By: Ga Eun Cho, Political Science, PhD Student
Last Friday, the Chloe Center for the Critical Study of Racism, Immigration, and Colonialism hosted a roundtable discussion about how various communities in the D.C. area have experienced—and are organizing against—different yet resonant forms of transnational and local displacement. The discussion was titled “Organizing D.C.’s Migrant Communities in the Wake of Displacement.”
The public roundtable, held in the Johns Hopkins University Bloomberg Center in Washington D.C., hosted representatives from three migrant communities: Haddy Gassama, National Director of Policy and Advocacy, UndocuBlack Network; Yesenia Portillo, Program Director, Committee in Solidarity with the People of El Salvador or CISPES; and Evelyn Yuen, Research Volunteer for the Viet Place Collective. The discussion was moderated by Professors Stuart Schrader and H. Yumi Kim.
Challenges Migrants Face
During the two-hour discussion and reception, the representatives shared their organizations’ histories and emphasized their commitment to empowering migrant communities. Displacement for the panelists represents both the factors that push people to leave their home countries and journey toward the United States, as well as the ongoing churn of urban development that threatens gentrification and dissolution of longstanding local bonds in Northern Virginia.
The three guest speakers emphasized the challenges migrants face in accessing accurate information about immigration policy, healthcare, and local politics. The key to tackling information disparity is increasing visibility through community organization, stressed Yuen, as migrant communities can collectively reach out to city council members, for instance, and show that “we are here and there is a community to preserve.”
For Gassama, official policies are not the only type of information that communities need. But even this information can be frustratingly difficult to access. Reflecting on her experience with displaced Black migrants, Gassama observed that the government’s data on “just how many migrants are there, and how many are detained” could be used as powerful tools of advocacy, if only the data were more easily available.

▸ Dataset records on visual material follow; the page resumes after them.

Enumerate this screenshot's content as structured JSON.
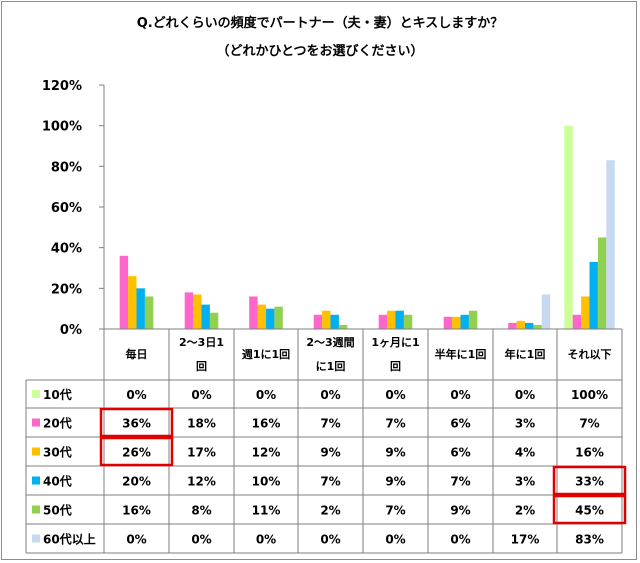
{
  "chart_data": {
    "type": "bar",
    "title": "Q.どれくらいの頻度でパートナー（夫・妻）とキスしますか？",
    "subtitle": "（どれかひとつをお選びください）",
    "categories": [
      "毎日",
      "2～3日1回",
      "週1に1回",
      "2～3週間に1回",
      "1ヶ月に1回",
      "半年に1回",
      "年に1回",
      "それ以下"
    ],
    "category_lines": [
      [
        "毎日"
      ],
      [
        "2～3日1",
        "回"
      ],
      [
        "週1に1回"
      ],
      [
        "2～3週間",
        "に1回"
      ],
      [
        "1ヶ月に1",
        "回"
      ],
      [
        "半年に1回"
      ],
      [
        "年に1回"
      ],
      [
        "それ以下"
      ]
    ],
    "series": [
      {
        "name": "10代",
        "color": "#ccff99",
        "values": [
          0,
          0,
          0,
          0,
          0,
          0,
          0,
          100
        ],
        "labels": [
          "0%",
          "0%",
          "0%",
          "0%",
          "0%",
          "0%",
          "0%",
          "100%"
        ]
      },
      {
        "name": "20代",
        "color": "#ff66cc",
        "values": [
          36,
          18,
          16,
          7,
          7,
          6,
          3,
          7
        ],
        "labels": [
          "36%",
          "18%",
          "16%",
          "7%",
          "7%",
          "6%",
          "3%",
          "7%"
        ]
      },
      {
        "name": "30代",
        "color": "#ffc000",
        "values": [
          26,
          17,
          12,
          9,
          9,
          6,
          4,
          16
        ],
        "labels": [
          "26%",
          "17%",
          "12%",
          "9%",
          "9%",
          "6%",
          "4%",
          "16%"
        ]
      },
      {
        "name": "40代",
        "color": "#00b0f0",
        "values": [
          20,
          12,
          10,
          7,
          9,
          7,
          3,
          33
        ],
        "labels": [
          "20%",
          "12%",
          "10%",
          "7%",
          "9%",
          "7%",
          "3%",
          "33%"
        ]
      },
      {
        "name": "50代",
        "color": "#92d050",
        "values": [
          16,
          8,
          11,
          2,
          7,
          9,
          2,
          45
        ],
        "labels": [
          "16%",
          "8%",
          "11%",
          "2%",
          "7%",
          "9%",
          "2%",
          "45%"
        ]
      },
      {
        "name": "60代以上",
        "color": "#c5d9f1",
        "values": [
          0,
          0,
          0,
          0,
          0,
          0,
          17,
          83
        ],
        "labels": [
          "0%",
          "0%",
          "0%",
          "0%",
          "0%",
          "0%",
          "17%",
          "83%"
        ]
      }
    ],
    "ylim": [
      0,
      120
    ],
    "yticks": [
      "0%",
      "20%",
      "40%",
      "60%",
      "80%",
      "100%",
      "120%"
    ],
    "grid": false,
    "legend": "data-table",
    "highlight_color": "#e00000",
    "highlights": [
      {
        "series": [
          1,
          2
        ],
        "category": 0
      },
      {
        "series": [
          3,
          4
        ],
        "category": 7
      }
    ]
  }
}
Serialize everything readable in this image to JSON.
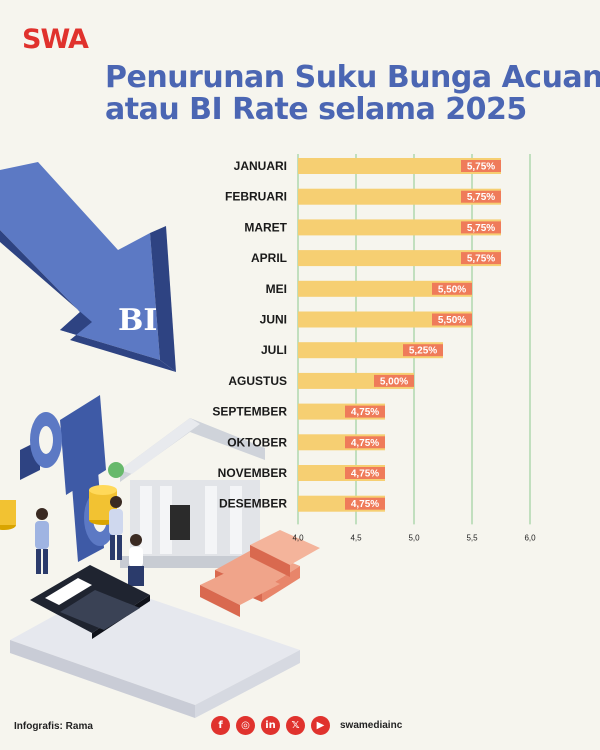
{
  "brand": {
    "logo_text": "SWA",
    "accent": "#e0322d"
  },
  "title": {
    "line1": "Penurunan Suku Bunga Acuan",
    "line2": "atau BI Rate selama 2025"
  },
  "chart_data": {
    "type": "bar",
    "orientation": "horizontal",
    "categories": [
      "JANUARI",
      "FEBRUARI",
      "MARET",
      "APRIL",
      "MEI",
      "JUNI",
      "JULI",
      "AGUSTUS",
      "SEPTEMBER",
      "OKTOBER",
      "NOVEMBER",
      "DESEMBER"
    ],
    "values": [
      5.75,
      5.75,
      5.75,
      5.75,
      5.5,
      5.5,
      5.25,
      5.0,
      4.75,
      4.75,
      4.75,
      4.75
    ],
    "data_labels": [
      "5,75%",
      "5,75%",
      "5,75%",
      "5,75%",
      "5,50%",
      "5,50%",
      "5,25%",
      "5,00%",
      "4,75%",
      "4,75%",
      "4,75%",
      "4,75%"
    ],
    "xlim": [
      4.0,
      6.0
    ],
    "xticks": [
      4.0,
      4.5,
      5.0,
      5.5,
      6.0
    ],
    "xtick_labels": [
      "4,0",
      "4,5",
      "5,0",
      "5,5",
      "6,0"
    ],
    "grid": true,
    "bar_color": "#f6cf72",
    "label_color": "#ef7b5a",
    "grid_color": "#8cc98f"
  },
  "illustration": {
    "emblem_text": "BI",
    "symbol": "%"
  },
  "footer": {
    "credit": "Infografis: Rama",
    "social_icons": [
      {
        "name": "facebook-icon",
        "glyph": "f"
      },
      {
        "name": "instagram-icon",
        "glyph": "◎"
      },
      {
        "name": "linkedin-icon",
        "glyph": "in"
      },
      {
        "name": "x-icon",
        "glyph": "𝕏"
      },
      {
        "name": "youtube-icon",
        "glyph": "▶"
      }
    ],
    "handle": "swamediainc"
  }
}
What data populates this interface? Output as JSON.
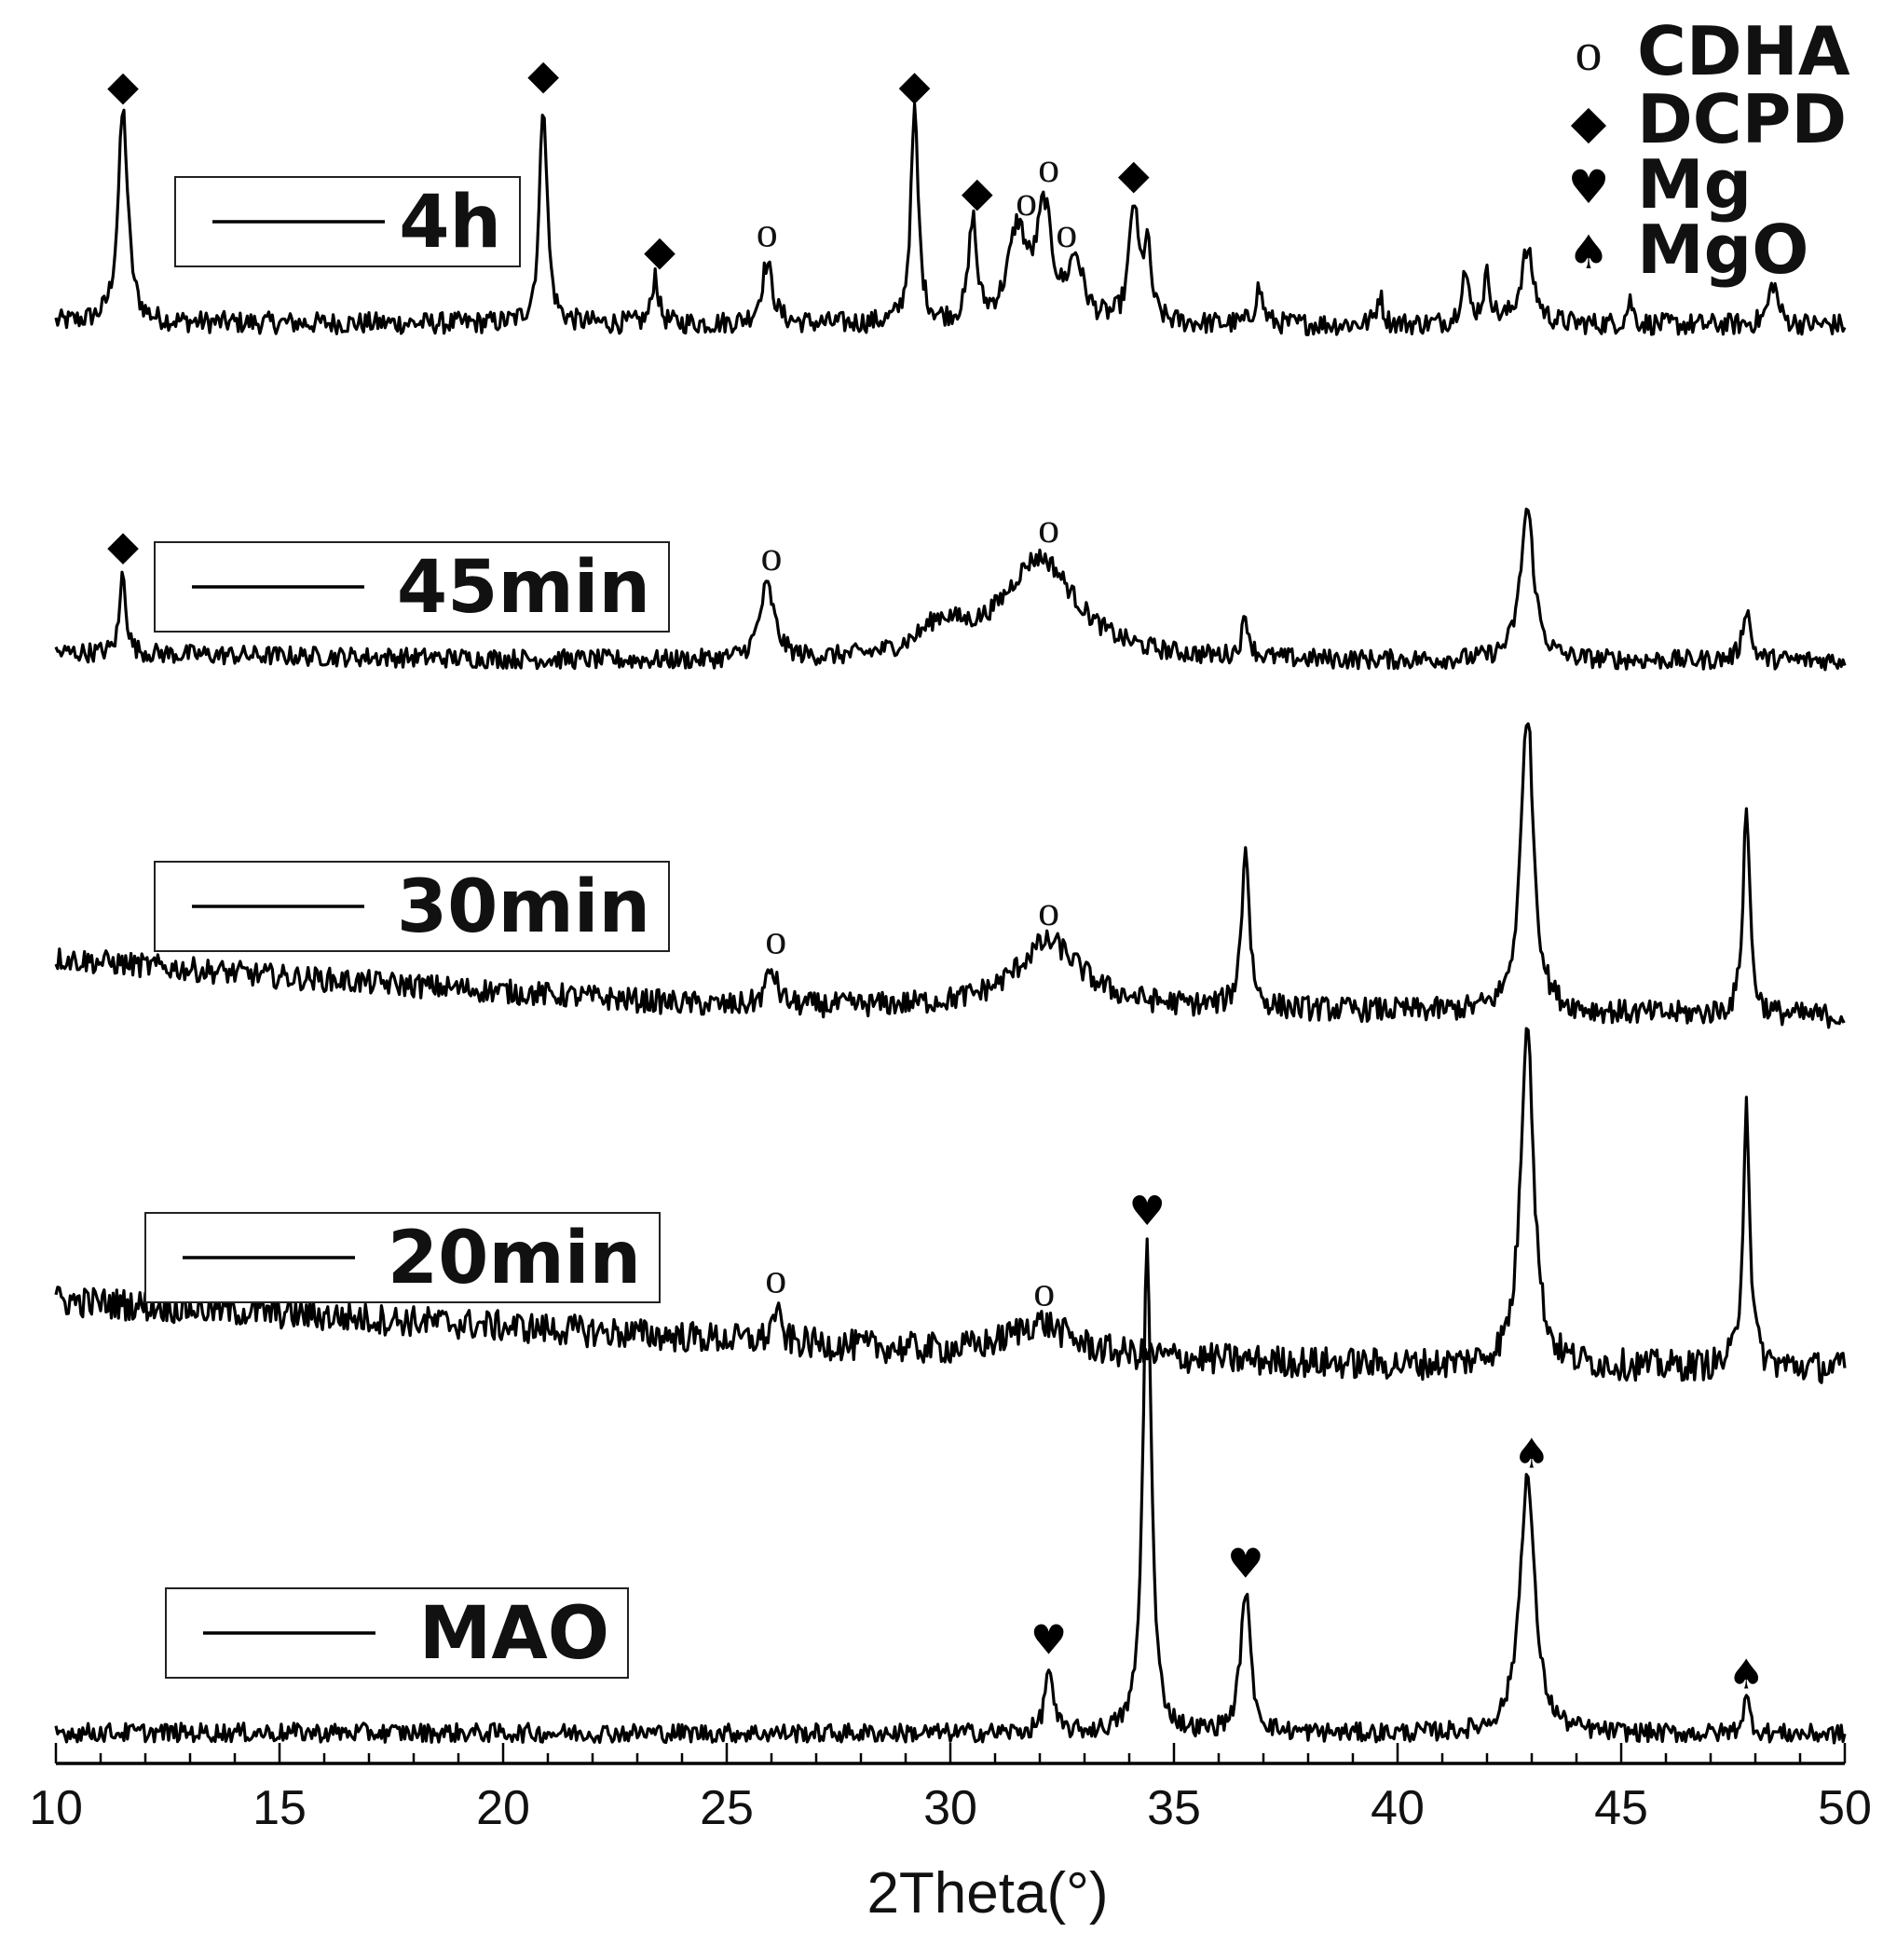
{
  "chart_data": {
    "type": "line",
    "title": "",
    "xlabel": "2Theta(°)",
    "ylabel": "",
    "xlim": [
      10,
      50
    ],
    "xticks": [
      "10",
      "15",
      "20",
      "25",
      "30",
      "35",
      "40",
      "45",
      "50"
    ],
    "grid": false,
    "stacked_offset": true,
    "legend": {
      "placement": "top-right",
      "entries": [
        {
          "symbol": "circle",
          "glyph": "o",
          "label": "CDHA"
        },
        {
          "symbol": "diamond",
          "glyph": "◆",
          "label": "DCPD"
        },
        {
          "symbol": "heart",
          "glyph": "♥",
          "label": "Mg"
        },
        {
          "symbol": "spade",
          "glyph": "♠",
          "label": "MgO"
        }
      ]
    },
    "series": [
      {
        "name": "4h",
        "noise": 0.09,
        "baseline": [
          [
            10,
            0.12
          ],
          [
            30,
            0.1
          ],
          [
            50,
            0.1
          ]
        ],
        "peaks": [
          {
            "x": 11.5,
            "h": 1.75,
            "w": 0.13
          },
          {
            "x": 20.9,
            "h": 1.85,
            "w": 0.1
          },
          {
            "x": 23.4,
            "h": 0.42,
            "w": 0.08
          },
          {
            "x": 25.9,
            "h": 0.5,
            "w": 0.15
          },
          {
            "x": 29.2,
            "h": 1.75,
            "w": 0.1
          },
          {
            "x": 30.5,
            "h": 0.85,
            "w": 0.1
          },
          {
            "x": 31.5,
            "h": 0.75,
            "w": 0.25
          },
          {
            "x": 32.1,
            "h": 0.9,
            "w": 0.2
          },
          {
            "x": 32.8,
            "h": 0.5,
            "w": 0.2
          },
          {
            "x": 34.1,
            "h": 0.95,
            "w": 0.12
          },
          {
            "x": 34.4,
            "h": 0.6,
            "w": 0.1
          },
          {
            "x": 36.9,
            "h": 0.3,
            "w": 0.1
          },
          {
            "x": 39.6,
            "h": 0.25,
            "w": 0.08
          },
          {
            "x": 41.5,
            "h": 0.42,
            "w": 0.1
          },
          {
            "x": 42.0,
            "h": 0.38,
            "w": 0.1
          },
          {
            "x": 42.9,
            "h": 0.6,
            "w": 0.18
          },
          {
            "x": 45.2,
            "h": 0.2,
            "w": 0.08
          },
          {
            "x": 48.4,
            "h": 0.35,
            "w": 0.12
          }
        ],
        "markers": [
          {
            "x": 11.5,
            "symbol": "diamond"
          },
          {
            "x": 20.9,
            "symbol": "diamond"
          },
          {
            "x": 23.5,
            "symbol": "diamond"
          },
          {
            "x": 25.9,
            "symbol": "circle"
          },
          {
            "x": 29.2,
            "symbol": "diamond"
          },
          {
            "x": 30.6,
            "symbol": "diamond"
          },
          {
            "x": 31.7,
            "symbol": "circle"
          },
          {
            "x": 32.2,
            "symbol": "circle"
          },
          {
            "x": 32.6,
            "symbol": "circle"
          },
          {
            "x": 34.1,
            "symbol": "diamond"
          }
        ]
      },
      {
        "name": "45min",
        "noise": 0.1,
        "baseline": [
          [
            10,
            0.2
          ],
          [
            25,
            0.1
          ],
          [
            50,
            0.12
          ]
        ],
        "peaks": [
          {
            "x": 11.5,
            "h": 0.85,
            "w": 0.08
          },
          {
            "x": 25.9,
            "h": 0.75,
            "w": 0.2
          },
          {
            "x": 29.8,
            "h": 0.3,
            "w": 0.6
          },
          {
            "x": 32.0,
            "h": 1.05,
            "w": 1.0
          },
          {
            "x": 36.6,
            "h": 0.4,
            "w": 0.1
          },
          {
            "x": 42.9,
            "h": 1.55,
            "w": 0.18
          },
          {
            "x": 47.8,
            "h": 0.55,
            "w": 0.1
          }
        ],
        "markers": [
          {
            "x": 11.5,
            "symbol": "diamond"
          },
          {
            "x": 26.0,
            "symbol": "circle"
          },
          {
            "x": 32.2,
            "symbol": "circle"
          }
        ]
      },
      {
        "name": "30min",
        "noise": 0.1,
        "baseline": [
          [
            10,
            0.6
          ],
          [
            15,
            0.45
          ],
          [
            25,
            0.2
          ],
          [
            35,
            0.18
          ],
          [
            50,
            0.12
          ]
        ],
        "peaks": [
          {
            "x": 26.0,
            "h": 0.3,
            "w": 0.15
          },
          {
            "x": 32.2,
            "h": 0.55,
            "w": 0.9
          },
          {
            "x": 36.6,
            "h": 1.35,
            "w": 0.1
          },
          {
            "x": 42.9,
            "h": 2.5,
            "w": 0.17
          },
          {
            "x": 47.8,
            "h": 1.75,
            "w": 0.09
          }
        ],
        "markers": [
          {
            "x": 26.1,
            "symbol": "circle"
          },
          {
            "x": 32.2,
            "symbol": "circle"
          }
        ]
      },
      {
        "name": "20min",
        "noise": 0.12,
        "baseline": [
          [
            10,
            0.6
          ],
          [
            20,
            0.4
          ],
          [
            30,
            0.2
          ],
          [
            40,
            0.1
          ],
          [
            50,
            0.08
          ]
        ],
        "peaks": [
          {
            "x": 26.1,
            "h": 0.25,
            "w": 0.1
          },
          {
            "x": 32.0,
            "h": 0.25,
            "w": 0.8
          },
          {
            "x": 42.9,
            "h": 2.7,
            "w": 0.17
          },
          {
            "x": 47.8,
            "h": 2.05,
            "w": 0.09
          }
        ],
        "markers": [
          {
            "x": 26.1,
            "symbol": "circle"
          },
          {
            "x": 32.1,
            "symbol": "circle"
          }
        ]
      },
      {
        "name": "MAO",
        "noise": 0.05,
        "baseline": [
          [
            10,
            0.05
          ],
          [
            50,
            0.04
          ]
        ],
        "peaks": [
          {
            "x": 32.2,
            "h": 0.35,
            "w": 0.1
          },
          {
            "x": 34.4,
            "h": 2.6,
            "w": 0.11
          },
          {
            "x": 36.6,
            "h": 0.75,
            "w": 0.13
          },
          {
            "x": 42.9,
            "h": 1.35,
            "w": 0.2
          },
          {
            "x": 47.8,
            "h": 0.18,
            "w": 0.1
          }
        ],
        "markers": [
          {
            "x": 32.2,
            "symbol": "heart"
          },
          {
            "x": 34.4,
            "symbol": "heart"
          },
          {
            "x": 36.6,
            "symbol": "heart"
          },
          {
            "x": 43.0,
            "symbol": "spade"
          },
          {
            "x": 47.8,
            "symbol": "spade"
          }
        ]
      }
    ]
  }
}
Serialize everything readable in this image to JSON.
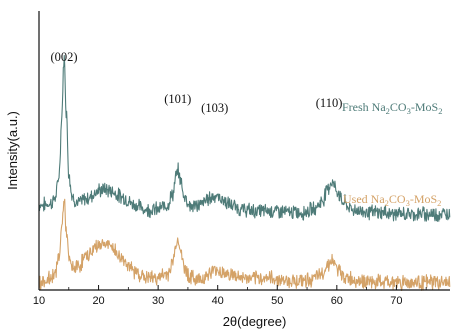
{
  "chart_data": {
    "type": "line",
    "xlabel": "2θ(degree)",
    "ylabel": "Intensity(a.u.)",
    "xlim": [
      10,
      79
    ],
    "xticks": [
      10,
      20,
      30,
      40,
      50,
      60,
      70
    ],
    "grid": false,
    "legend": "inline labels at right end of each curve",
    "colors": {
      "fresh": "#4e7b78",
      "used": "#d4a267",
      "axis": "#111111"
    },
    "peak_labels": [
      {
        "text": "(002)",
        "x": 14.2
      },
      {
        "text": "(101)",
        "x": 33.3
      },
      {
        "text": "(103)",
        "x": 39.5
      },
      {
        "text": "(110)",
        "x": 58.7
      }
    ],
    "series": [
      {
        "name": "Fresh Na2CO3-MoS2",
        "label_parts": [
          "Fresh Na",
          "2",
          "CO",
          "3",
          "-MoS",
          "2"
        ],
        "x": [
          10,
          11,
          12,
          12.8,
          13.4,
          13.8,
          14.2,
          14.6,
          15.0,
          15.6,
          16.5,
          18,
          20,
          21,
          22,
          24,
          26,
          28,
          30,
          31.5,
          32.5,
          33.0,
          33.3,
          33.7,
          34.3,
          35.5,
          37,
          38.5,
          39.5,
          40.5,
          42,
          44,
          46,
          48,
          50,
          52,
          54,
          56,
          57.5,
          58.5,
          59.2,
          60,
          61,
          62.5,
          64,
          66,
          68,
          70,
          72,
          74,
          76,
          79
        ],
        "y": [
          5.5,
          5.5,
          5.6,
          6.0,
          7.5,
          11.0,
          15.0,
          11.5,
          7.5,
          6.0,
          5.6,
          5.9,
          6.4,
          6.5,
          6.4,
          6.0,
          5.5,
          5.2,
          5.2,
          5.5,
          6.2,
          7.3,
          7.7,
          7.2,
          6.1,
          5.4,
          5.5,
          5.9,
          6.1,
          5.9,
          5.5,
          5.2,
          5.1,
          5.1,
          5.1,
          5.0,
          5.0,
          5.2,
          5.7,
          6.6,
          7.0,
          6.4,
          5.7,
          5.2,
          5.1,
          5.0,
          5.0,
          4.9,
          4.9,
          4.9,
          4.9,
          4.9
        ]
      },
      {
        "name": "Used Na2CO3-MoS2",
        "label_parts": [
          "Used Na",
          "2",
          "CO",
          "3",
          "-MoS",
          "2"
        ],
        "x": [
          10,
          11,
          12,
          12.8,
          13.4,
          13.8,
          14.2,
          14.6,
          15.0,
          15.6,
          16.5,
          18,
          20,
          21,
          22,
          24,
          26,
          28,
          30,
          31.5,
          32.5,
          33.0,
          33.3,
          33.7,
          34.3,
          35.5,
          37,
          38.5,
          39.5,
          40.5,
          42,
          44,
          46,
          48,
          50,
          52,
          54,
          56,
          57.5,
          58.5,
          59.2,
          60,
          61,
          62.5,
          64,
          66,
          68,
          70,
          72,
          74,
          76,
          79
        ],
        "y": [
          0.5,
          0.6,
          0.8,
          1.2,
          2.2,
          4.0,
          5.8,
          3.8,
          2.0,
          1.4,
          1.5,
          2.2,
          2.9,
          3.0,
          2.8,
          2.0,
          1.2,
          0.8,
          0.8,
          1.0,
          1.8,
          2.9,
          3.3,
          2.7,
          1.5,
          0.8,
          0.7,
          1.0,
          1.3,
          1.2,
          1.0,
          0.8,
          0.7,
          0.8,
          0.7,
          0.6,
          0.6,
          0.7,
          1.0,
          1.7,
          1.9,
          1.4,
          0.9,
          0.7,
          0.6,
          0.5,
          0.5,
          0.5,
          0.5,
          0.5,
          0.5,
          0.5
        ]
      }
    ]
  }
}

Migrants face countless difficulties, but the speakers emphasized the strength that comes from shared experience. Explaining the history of El Salvador and U.S. involvement in the civil war there, Portillo shared the importance of remembering and celebrating communal strengths, reflecting on her commitment that she is “honored to carry on the legacy of resistance in El Salvador” as a diaspora living away from home. Jeremy Giles (Writing Seminars, ’24) found it “really cool” to learn how CISPES helps members from Central America maintain “continued connections to their countries of origin.”
Migrant Groups Are Not Monoliths
The speakers all agreed, however, that migrant communities are not monoliths, marked by differences of age, class, sexuality, and more. Cleo Bluthenthal (Public Health Studies, ‘24) noted that the panelists left her with “important takeaways” about how “intersectional frameworks are essential to achieving and securing the protection of civil and human rights for those who have immigrated to America.” Similarly, Diana Garza (Public Health Studies, ‘24) learned that “increased and diverse representation is not the end all be all that many people think that it is.” Instead, coalitions and political education can bring groups together around shared goals beyond simply a proverbial seat at the table.
Nicole Rivas (International Studies, ’24) appreciated how Gassama does not shy away from disagreement among the undocumented Black migrants who compose her organization’s membership, “asserting that one of her favorite parts of her job happens to be those sometimes-awkward moments when she has to ‘massage out tensions’ with community members.”
After a wide-ranging question-and-answer session, the event concluded with a reception. Students, community members, and speakers engaged in further discussion of how to connect and empower migrant communities through shared political organizing.
Funded by a Nexus Award, this panel was staged as part of two current undergraduate community-engaged courses—one on Asian diasporic history and the other on the military-industrial complex, both focused on the D.C. area—that belong to the new and upcoming Critical Diaspora Studies (CDS) major at Hopkins. CDS will enable students to study the solidarities and dissonances between geographical and cultural areas of study such as Asian-American, African diaspora, Indigenous, and Latinx studies.
Students “Quite Inspired”
At the event’s conclusion, students trekked back to Baltimore, feeling “quite inspired” and “particularly moved,” in the respective words of Rivas and Bluthenthal.
Over the remainder of the spring semester, students in both courses will finalize original research projects that analyze different aspects of migrant history in the region. They look forward to presenting findings at the Bloomberg Center on Saturday, April 27, with these three organizations’ members in the audience.
As Rivas concluded, “I think the panelists really put into perspective what is at stake for migrant groups when it comes to archiving, changing harmful narratives, recovering their history, and celebrating legacies of resistance.”